En regardant l’année 2026, il est difficile de se rappeler à quel point ce concept paraissait radical. À l’époque, de nombreux dirigeants d’entreprise considéraient le cloud public comme trop risqué, trop immature, trop incontrôlé ou tout simplement trop étranger à la gouvernance informatique conventionnelle. Des préoccupations ont été soulevées concernant la sécurité, la conformité, la dépendance aux fournisseurs, les performances, la résidence des données et la fiabilité. Bon nombre de ces préoccupations étaient fondées. L’adoption précoce du cloud a souvent été anticipée par rapport à la maturité du cloud, et de nombreuses organisations ont découvert qu’agir rapidement ne signifiait pas toujours agir judicieusement.

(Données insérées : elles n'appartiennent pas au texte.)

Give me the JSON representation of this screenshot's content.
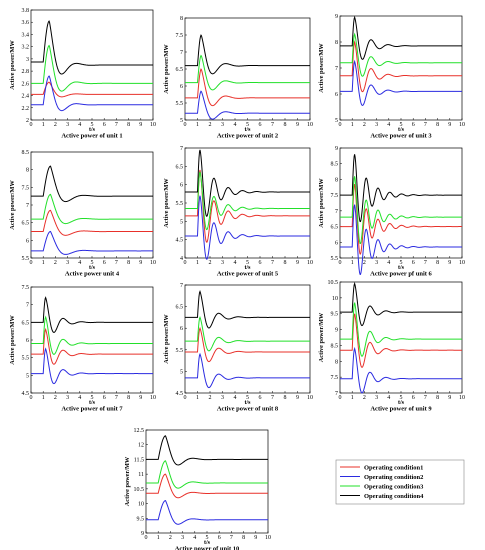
{
  "legend": {
    "entries": [
      {
        "label": "Operating condition1",
        "color": "#e8302a"
      },
      {
        "label": "Operating condition2",
        "color": "#2b2be0"
      },
      {
        "label": "Operating condition3",
        "color": "#22e02a"
      },
      {
        "label": "Operating condition4",
        "color": "#000000"
      }
    ]
  },
  "chart_data": [
    {
      "type": "line",
      "title": "Active power of unit 1",
      "xlabel": "t/s",
      "ylabel": "Active power/MW",
      "xlim": [
        0,
        10
      ],
      "ylim": [
        2,
        3.8
      ],
      "xticks": [
        "0",
        "1",
        "2",
        "3",
        "4",
        "5",
        "6",
        "7",
        "8",
        "9",
        "10"
      ],
      "yticks": [
        "2",
        "2.2",
        "2.4",
        "2.6",
        "2.8",
        "3",
        "3.2",
        "3.4",
        "3.6",
        "3.8"
      ],
      "series": [
        {
          "condition": 1,
          "color": "#e8302a",
          "base": 2.42,
          "peak": 2.62,
          "peak_t": 1.5,
          "final": 2.42
        },
        {
          "condition": 2,
          "color": "#2b2be0",
          "base": 2.25,
          "peak": 2.72,
          "peak_t": 1.5,
          "final": 2.25
        },
        {
          "condition": 3,
          "color": "#22e02a",
          "base": 2.6,
          "peak": 3.22,
          "peak_t": 1.5,
          "final": 2.6
        },
        {
          "condition": 4,
          "color": "#000000",
          "base": 2.95,
          "peak": 3.62,
          "peak_t": 1.5,
          "final": 2.9
        }
      ]
    },
    {
      "type": "line",
      "title": "Active power of unit 2",
      "xlabel": "t/s",
      "ylabel": "Active power/MW",
      "xlim": [
        0,
        10
      ],
      "ylim": [
        5,
        8
      ],
      "xticks": [
        "0",
        "1",
        "2",
        "3",
        "4",
        "5",
        "6",
        "7",
        "8",
        "9",
        "10"
      ],
      "yticks": [
        "5",
        "5.5",
        "6",
        "6.5",
        "7",
        "7.5",
        "8"
      ],
      "series": [
        {
          "condition": 1,
          "color": "#e8302a",
          "base": 5.65,
          "peak": 6.5,
          "peak_t": 1.3,
          "final": 5.65
        },
        {
          "condition": 2,
          "color": "#2b2be0",
          "base": 5.2,
          "peak": 5.85,
          "peak_t": 1.3,
          "final": 5.2
        },
        {
          "condition": 3,
          "color": "#22e02a",
          "base": 6.1,
          "peak": 6.9,
          "peak_t": 1.3,
          "final": 6.1
        },
        {
          "condition": 4,
          "color": "#000000",
          "base": 6.6,
          "peak": 7.5,
          "peak_t": 1.3,
          "final": 6.6
        }
      ]
    },
    {
      "type": "line",
      "title": "Active power of unit 3",
      "xlabel": "t/s",
      "ylabel": "Active power/MW",
      "xlim": [
        0,
        10
      ],
      "ylim": [
        5,
        9
      ],
      "xticks": [
        "0",
        "1",
        "2",
        "3",
        "4",
        "5",
        "6",
        "7",
        "8",
        "9",
        "10"
      ],
      "yticks": [
        "5",
        "6",
        "7",
        "8",
        "9"
      ],
      "series": [
        {
          "condition": 1,
          "color": "#e8302a",
          "base": 6.7,
          "peak": 8.0,
          "peak_t": 1.2,
          "final": 6.7
        },
        {
          "condition": 2,
          "color": "#2b2be0",
          "base": 6.1,
          "peak": 7.25,
          "peak_t": 1.2,
          "final": 6.1
        },
        {
          "condition": 3,
          "color": "#22e02a",
          "base": 7.2,
          "peak": 8.3,
          "peak_t": 1.2,
          "final": 7.2
        },
        {
          "condition": 4,
          "color": "#000000",
          "base": 7.85,
          "peak": 8.95,
          "peak_t": 1.2,
          "final": 7.85
        }
      ]
    },
    {
      "type": "line",
      "title": "Active power unit 4",
      "xlabel": "t/s",
      "ylabel": "Active power/MW",
      "xlim": [
        0,
        10
      ],
      "ylim": [
        5.5,
        8.5
      ],
      "xticks": [
        "0",
        "1",
        "2",
        "3",
        "4",
        "5",
        "6",
        "7",
        "8",
        "9",
        "10"
      ],
      "yticks": [
        "5.5",
        "6",
        "6.5",
        "7",
        "7.5",
        "8",
        "8.5"
      ],
      "series": [
        {
          "condition": 1,
          "color": "#e8302a",
          "base": 6.25,
          "peak": 6.85,
          "peak_t": 1.6,
          "final": 6.25
        },
        {
          "condition": 2,
          "color": "#2b2be0",
          "base": 5.7,
          "peak": 6.25,
          "peak_t": 1.6,
          "final": 5.7
        },
        {
          "condition": 3,
          "color": "#22e02a",
          "base": 6.6,
          "peak": 7.3,
          "peak_t": 1.6,
          "final": 6.6
        },
        {
          "condition": 4,
          "color": "#000000",
          "base": 7.25,
          "peak": 8.1,
          "peak_t": 1.6,
          "final": 7.25
        }
      ]
    },
    {
      "type": "line",
      "title": "Active power of unit 5",
      "xlabel": "t/s",
      "ylabel": "Active power/MW",
      "xlim": [
        0,
        10
      ],
      "ylim": [
        4,
        7
      ],
      "xticks": [
        "0",
        "1",
        "2",
        "3",
        "4",
        "5",
        "6",
        "7",
        "8",
        "9",
        "10"
      ],
      "yticks": [
        "4",
        "4.5",
        "5",
        "5.5",
        "6",
        "6.5",
        "7"
      ],
      "series": [
        {
          "condition": 1,
          "color": "#e8302a",
          "base": 5.15,
          "peak": 6.4,
          "peak_t": 1.0,
          "final": 5.15
        },
        {
          "condition": 2,
          "color": "#2b2be0",
          "base": 4.6,
          "peak": 5.7,
          "peak_t": 1.0,
          "final": 4.6
        },
        {
          "condition": 3,
          "color": "#22e02a",
          "base": 5.35,
          "peak": 6.35,
          "peak_t": 1.0,
          "final": 5.35
        },
        {
          "condition": 4,
          "color": "#000000",
          "base": 5.8,
          "peak": 6.95,
          "peak_t": 1.0,
          "final": 5.8
        }
      ]
    },
    {
      "type": "line",
      "title": "Active power pf unit 6",
      "xlabel": "t/s",
      "ylabel": "Active power/MW",
      "xlim": [
        0,
        10
      ],
      "ylim": [
        5.5,
        9
      ],
      "xticks": [
        "0",
        "1",
        "2",
        "3",
        "4",
        "5",
        "6",
        "7",
        "8",
        "9",
        "10"
      ],
      "yticks": [
        "5.5",
        "6",
        "6.5",
        "7",
        "7.5",
        "8",
        "8.5",
        "9"
      ],
      "series": [
        {
          "condition": 1,
          "color": "#e8302a",
          "base": 6.5,
          "peak": 7.85,
          "peak_t": 1.0,
          "final": 6.5
        },
        {
          "condition": 2,
          "color": "#2b2be0",
          "base": 5.85,
          "peak": 7.2,
          "peak_t": 1.0,
          "final": 5.85
        },
        {
          "condition": 3,
          "color": "#22e02a",
          "base": 6.8,
          "peak": 8.1,
          "peak_t": 1.0,
          "final": 6.8
        },
        {
          "condition": 4,
          "color": "#000000",
          "base": 7.5,
          "peak": 8.8,
          "peak_t": 1.0,
          "final": 7.5
        }
      ]
    },
    {
      "type": "line",
      "title": "Active power of unit 7",
      "xlabel": "t/s",
      "ylabel": "Active power/MW",
      "xlim": [
        0,
        10
      ],
      "ylim": [
        4.5,
        7.5
      ],
      "xticks": [
        "0",
        "1",
        "2",
        "3",
        "4",
        "5",
        "6",
        "7",
        "8",
        "9",
        "10"
      ],
      "yticks": [
        "4.5",
        "5",
        "5.5",
        "6",
        "6.5",
        "7",
        "7.5"
      ],
      "series": [
        {
          "condition": 1,
          "color": "#e8302a",
          "base": 5.6,
          "peak": 6.3,
          "peak_t": 1.2,
          "final": 5.6
        },
        {
          "condition": 2,
          "color": "#2b2be0",
          "base": 5.05,
          "peak": 5.75,
          "peak_t": 1.2,
          "final": 5.05
        },
        {
          "condition": 3,
          "color": "#22e02a",
          "base": 5.9,
          "peak": 6.65,
          "peak_t": 1.2,
          "final": 5.9
        },
        {
          "condition": 4,
          "color": "#000000",
          "base": 6.5,
          "peak": 7.2,
          "peak_t": 1.2,
          "final": 6.5
        }
      ]
    },
    {
      "type": "line",
      "title": "Active power of unit 8",
      "xlabel": "t/s",
      "ylabel": "Active power/MW",
      "xlim": [
        0,
        10
      ],
      "ylim": [
        4.5,
        7
      ],
      "xticks": [
        "0",
        "1",
        "2",
        "3",
        "4",
        "5",
        "6",
        "7",
        "8",
        "9",
        "10"
      ],
      "yticks": [
        "4.5",
        "5",
        "5.5",
        "6",
        "6.5",
        "7"
      ],
      "series": [
        {
          "condition": 1,
          "color": "#e8302a",
          "base": 5.45,
          "peak": 6.0,
          "peak_t": 1.2,
          "final": 5.45
        },
        {
          "condition": 2,
          "color": "#2b2be0",
          "base": 4.85,
          "peak": 5.4,
          "peak_t": 1.2,
          "final": 4.85
        },
        {
          "condition": 3,
          "color": "#22e02a",
          "base": 5.7,
          "peak": 6.25,
          "peak_t": 1.2,
          "final": 5.7
        },
        {
          "condition": 4,
          "color": "#000000",
          "base": 6.25,
          "peak": 6.85,
          "peak_t": 1.2,
          "final": 6.25
        }
      ]
    },
    {
      "type": "line",
      "title": "Active power of unit 9",
      "xlabel": "t/s",
      "ylabel": "Active power/MW",
      "xlim": [
        0,
        10
      ],
      "ylim": [
        7,
        10.5
      ],
      "xticks": [
        "0",
        "1",
        "2",
        "3",
        "4",
        "5",
        "6",
        "7",
        "8",
        "9",
        "10"
      ],
      "yticks": [
        "7",
        "7.5",
        "8",
        "8.5",
        "9",
        "9.5",
        "10",
        "10.5"
      ],
      "series": [
        {
          "condition": 1,
          "color": "#e8302a",
          "base": 8.35,
          "peak": 9.5,
          "peak_t": 1.1,
          "final": 8.35
        },
        {
          "condition": 2,
          "color": "#2b2be0",
          "base": 7.45,
          "peak": 8.4,
          "peak_t": 1.1,
          "final": 7.45
        },
        {
          "condition": 3,
          "color": "#22e02a",
          "base": 8.7,
          "peak": 9.85,
          "peak_t": 1.1,
          "final": 8.7
        },
        {
          "condition": 4,
          "color": "#000000",
          "base": 9.55,
          "peak": 10.45,
          "peak_t": 1.1,
          "final": 9.55
        }
      ]
    },
    {
      "type": "line",
      "title": "Active power of unit 10",
      "xlabel": "t/s",
      "ylabel": "Active power/MW",
      "xlim": [
        0,
        10
      ],
      "ylim": [
        9,
        12.5
      ],
      "xticks": [
        "0",
        "1",
        "2",
        "3",
        "4",
        "5",
        "6",
        "7",
        "8",
        "9",
        "10"
      ],
      "yticks": [
        "9",
        "9.5",
        "10",
        "10.5",
        "11",
        "11.5",
        "12",
        "12.5"
      ],
      "series": [
        {
          "condition": 1,
          "color": "#e8302a",
          "base": 10.35,
          "peak": 11.0,
          "peak_t": 1.6,
          "final": 10.35
        },
        {
          "condition": 2,
          "color": "#2b2be0",
          "base": 9.45,
          "peak": 10.1,
          "peak_t": 1.6,
          "final": 9.45
        },
        {
          "condition": 3,
          "color": "#22e02a",
          "base": 10.7,
          "peak": 11.45,
          "peak_t": 1.6,
          "final": 10.7
        },
        {
          "condition": 4,
          "color": "#000000",
          "base": 11.5,
          "peak": 12.3,
          "peak_t": 1.6,
          "final": 11.5
        }
      ]
    }
  ]
}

Pourtant, les aspects économiques de l’agilité ont dépassé l’inertie de l’ancien modèle. Le provisionnement qui prenait autrefois des mois pourrait être effectué en quelques minutes. Les dépenses d’investissement ont cédé la place, au moins en partie, aux dépenses de fonctionnement. Les charges de travail expérimentales sont devenues plus faciles à justifier. Les entreprises numériques pourraient évoluer sans construire au préalable des centres de données. AWS a mené cette transition, et le reste du secteur a suivi, y compris les concurrents qui ont contribué à faire mûrir le marché.

Les atouts et les inconvénients du cloud

Si la première décennie du cloud était une question d’accélération, la deuxième décennie était une question de correction. Les entreprises ont appris que le cloud n’était pas automatiquement moins cher, ni automatiquement plus simple, ni automatiquement meilleur. C’était mieux lorsqu’il était utilisé avec discipline. C’était plus rentable lorsqu’il était architecturé intelligemment. Il était plus résilient lorsque la gouvernance, les opérations et la sécurité étaient intégrées au système plutôt que ajoutées ultérieurement.